UNITED STATES DISTRICT COURT EASTERN DISTRICT OF NEW YORK
December 21, 2007
ARNOLD CHEVROLET LLC, ET AL., PLAINTIFF(S),
TRIBUNE CO., ET AL., DEFENDANT(S).
The opinion of the court was delivered by: Wall, Magistrate Judge
Before the court are two discovery applications. The first is an application dated October 11, 2006, Docket Entry ("DE") , from defendants Newsday, Inc. and Tribune Company (collectively "Newsday"), seeking an order striking the supplemental expert witness report ("Supplemental Report") submitted by plaintiffs. The second is an application dated November 28, 2007, DE , from plaintiffs seeking an order adjusting the schedule for submission of further expert discovery. Opposition papers were submitted regarding both applications, and further argument was heard by the court at the conference held on December 11, 2007. At the conference, plaintiffs indicated their intention to withdraw their motion; accordingly that motion is deemed withdrawn. The remaining motion, Newsday's request to strike the Supplemental Report, is denied for the reasons set forth herein.
On June 1, 2007, plaintiffs served the expert report of Dr. Stan Smith. Shortly thereafter, plaintiffs sought permission to obtain additional information from nonparty TNS Media Intelligence and to supplement Dr. Smith's report after review of such information. That request was granted at a proceeding before the undersigned on June 15, 2007. Both parties agree that plaintiffs represented to the court "that the supplement would be limited to the TNS data." Opp. Ltr. at 2. Dr. Smith's Supplemental Report was served on September 7, 2007, and defendants made the instant motion to strike on the grounds that the report exceeds both the permission to supplement granted by the court and the requirements of Rule 26(e) of the Federal Rules of Civil Procedure regarding supplementation if a party learns that the disclosed information is "incomplete or incorrect." Defendants argue that the Supplemental Report is not a supplement at all, but rather contains an entirely new methodology for the calculation of damages. Plaintiffs argue that the Supplemental Report merely "remedies omissions based on matters which all parties were aware." Opp. Ltr. at 2.
"When determining whether to exclude expert testimony, a court should consider: '(1) the prejudice or surprise in fact of the party against whom the excluded witnesses would have testified, (2) the ability of that party to cure the prejudice, . . . and (4) bad faith or willfulness in failing to comply with the district court's [scheduling] order.'" Wechsler v. Hunt Health Sys., 381 F. Supp. 2d 135, 155-56 (S.D.N.Y. 2003)(quoting In re Kreta Shipping, S.A., 181 F.R.D. 273, 277 (S.D.N.Y. 1998). Several cases cited by defendants in support of their motion reflect the viewpoint that a motion to strike should be granted when there is some demonstrated prejudice against the moving party.
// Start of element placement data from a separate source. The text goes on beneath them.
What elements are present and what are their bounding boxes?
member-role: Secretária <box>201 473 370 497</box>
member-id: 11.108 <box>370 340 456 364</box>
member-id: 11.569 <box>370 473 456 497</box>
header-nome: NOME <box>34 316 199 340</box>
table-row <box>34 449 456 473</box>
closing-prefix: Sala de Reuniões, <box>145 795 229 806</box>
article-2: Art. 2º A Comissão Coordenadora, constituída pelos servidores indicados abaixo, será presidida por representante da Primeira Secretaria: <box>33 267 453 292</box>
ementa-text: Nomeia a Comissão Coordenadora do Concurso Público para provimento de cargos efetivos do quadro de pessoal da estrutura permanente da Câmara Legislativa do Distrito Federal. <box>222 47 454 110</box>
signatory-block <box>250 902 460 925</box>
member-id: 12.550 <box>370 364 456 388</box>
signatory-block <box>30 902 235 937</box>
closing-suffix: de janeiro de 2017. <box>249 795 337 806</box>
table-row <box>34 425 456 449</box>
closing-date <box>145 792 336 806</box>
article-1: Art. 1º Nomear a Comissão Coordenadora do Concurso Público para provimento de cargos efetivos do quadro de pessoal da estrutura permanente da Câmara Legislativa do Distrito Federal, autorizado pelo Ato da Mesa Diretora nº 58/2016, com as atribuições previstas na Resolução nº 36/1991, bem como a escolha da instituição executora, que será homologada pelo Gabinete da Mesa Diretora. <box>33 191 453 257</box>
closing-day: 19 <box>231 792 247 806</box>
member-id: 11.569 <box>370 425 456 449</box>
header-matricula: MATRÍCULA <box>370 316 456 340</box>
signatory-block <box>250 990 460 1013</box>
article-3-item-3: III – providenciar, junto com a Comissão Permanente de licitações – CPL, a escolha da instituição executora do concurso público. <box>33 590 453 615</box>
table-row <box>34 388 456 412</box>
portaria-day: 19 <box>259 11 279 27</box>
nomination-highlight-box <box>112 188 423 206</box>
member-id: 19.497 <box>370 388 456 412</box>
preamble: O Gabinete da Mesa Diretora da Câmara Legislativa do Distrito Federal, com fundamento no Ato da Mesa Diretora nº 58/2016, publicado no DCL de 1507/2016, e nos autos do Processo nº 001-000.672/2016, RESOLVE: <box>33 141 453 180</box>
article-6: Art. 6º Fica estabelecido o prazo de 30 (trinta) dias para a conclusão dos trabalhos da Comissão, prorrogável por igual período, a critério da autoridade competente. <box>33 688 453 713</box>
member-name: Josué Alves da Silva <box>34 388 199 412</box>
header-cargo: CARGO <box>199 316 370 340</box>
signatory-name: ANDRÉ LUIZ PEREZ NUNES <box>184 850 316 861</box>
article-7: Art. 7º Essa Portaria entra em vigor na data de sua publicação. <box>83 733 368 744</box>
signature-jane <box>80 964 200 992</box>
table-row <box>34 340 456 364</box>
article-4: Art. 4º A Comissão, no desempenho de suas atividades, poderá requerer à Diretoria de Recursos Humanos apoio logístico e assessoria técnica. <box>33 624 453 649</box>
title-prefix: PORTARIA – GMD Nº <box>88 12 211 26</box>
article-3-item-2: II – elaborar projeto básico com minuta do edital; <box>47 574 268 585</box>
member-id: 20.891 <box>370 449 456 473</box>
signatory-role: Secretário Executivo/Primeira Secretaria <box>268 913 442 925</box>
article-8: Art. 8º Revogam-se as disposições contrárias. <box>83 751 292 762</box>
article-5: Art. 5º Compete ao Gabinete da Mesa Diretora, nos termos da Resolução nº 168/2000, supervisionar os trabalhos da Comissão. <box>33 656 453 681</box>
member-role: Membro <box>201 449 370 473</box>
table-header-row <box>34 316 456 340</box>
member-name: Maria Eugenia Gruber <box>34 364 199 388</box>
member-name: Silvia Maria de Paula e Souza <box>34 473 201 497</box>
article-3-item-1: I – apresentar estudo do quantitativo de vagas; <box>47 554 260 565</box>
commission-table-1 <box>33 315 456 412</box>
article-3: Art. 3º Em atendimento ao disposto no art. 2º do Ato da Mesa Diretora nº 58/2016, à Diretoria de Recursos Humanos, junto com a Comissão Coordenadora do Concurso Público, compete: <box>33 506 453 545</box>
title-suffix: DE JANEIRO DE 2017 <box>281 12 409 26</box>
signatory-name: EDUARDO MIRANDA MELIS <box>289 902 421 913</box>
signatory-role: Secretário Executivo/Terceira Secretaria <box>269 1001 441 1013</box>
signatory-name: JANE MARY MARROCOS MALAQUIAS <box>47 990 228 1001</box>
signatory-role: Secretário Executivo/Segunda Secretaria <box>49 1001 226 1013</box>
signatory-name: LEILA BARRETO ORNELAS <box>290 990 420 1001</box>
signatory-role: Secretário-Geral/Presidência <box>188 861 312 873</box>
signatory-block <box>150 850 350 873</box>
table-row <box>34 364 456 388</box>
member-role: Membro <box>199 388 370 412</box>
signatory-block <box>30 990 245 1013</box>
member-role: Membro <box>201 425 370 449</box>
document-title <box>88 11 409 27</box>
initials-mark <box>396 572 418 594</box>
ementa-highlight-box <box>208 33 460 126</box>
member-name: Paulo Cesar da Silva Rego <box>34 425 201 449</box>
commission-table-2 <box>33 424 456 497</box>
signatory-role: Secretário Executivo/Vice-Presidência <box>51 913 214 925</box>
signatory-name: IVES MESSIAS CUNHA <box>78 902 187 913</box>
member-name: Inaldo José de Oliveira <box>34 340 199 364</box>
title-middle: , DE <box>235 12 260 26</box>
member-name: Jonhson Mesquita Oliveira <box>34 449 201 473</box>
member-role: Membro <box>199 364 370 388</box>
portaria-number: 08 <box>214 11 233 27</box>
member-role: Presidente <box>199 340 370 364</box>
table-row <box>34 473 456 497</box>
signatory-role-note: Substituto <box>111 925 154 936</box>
See, e.g., Wechsler, 381 F. Supp. 2d at 156 (finding prejudice to defendants where supplement was served after the close of discovery); Council 31 v. Ward, 1995 WL 549022, at * 1 (N.D. Ill., Sept. 12, 1995)(supplement at issue was the fifth report, and was served after the close of discovery and after the court had ruled on summary judgment motions).
The court finds that even if the Supplemental Report exceeds the scope of Rule 26(e), defendants have not argued, let alone established, that they will be prejudiced by its use. The procedural posture of the case further supports the finding that no prejudice to defendants will result if use of the Supplemental Report is allowed. It does not appear that defendants had an expert report prepared to challenge Dr. Smith's first report, a Third Amended Complaint has only recently been filed, and discovery has not closed. Defendants may also take an additional deposition of Dr. Smith, if they so choose, and the court directs that the plaintiffs shall bear the costs of any such deposition, exclusive of attorneys' fees. In addition, defendants will, of course, be free to examine plaintiffs' expert at trial regarding the changes he made in his reports.
The parties are directed to confer and prepare a proposed scheduling order covering the remainder of discovery in this case and to submit it to the undersigned. The proposed order should include deadlines for the preparation of expert reports, discovery, and commencement of dispositive motion practice.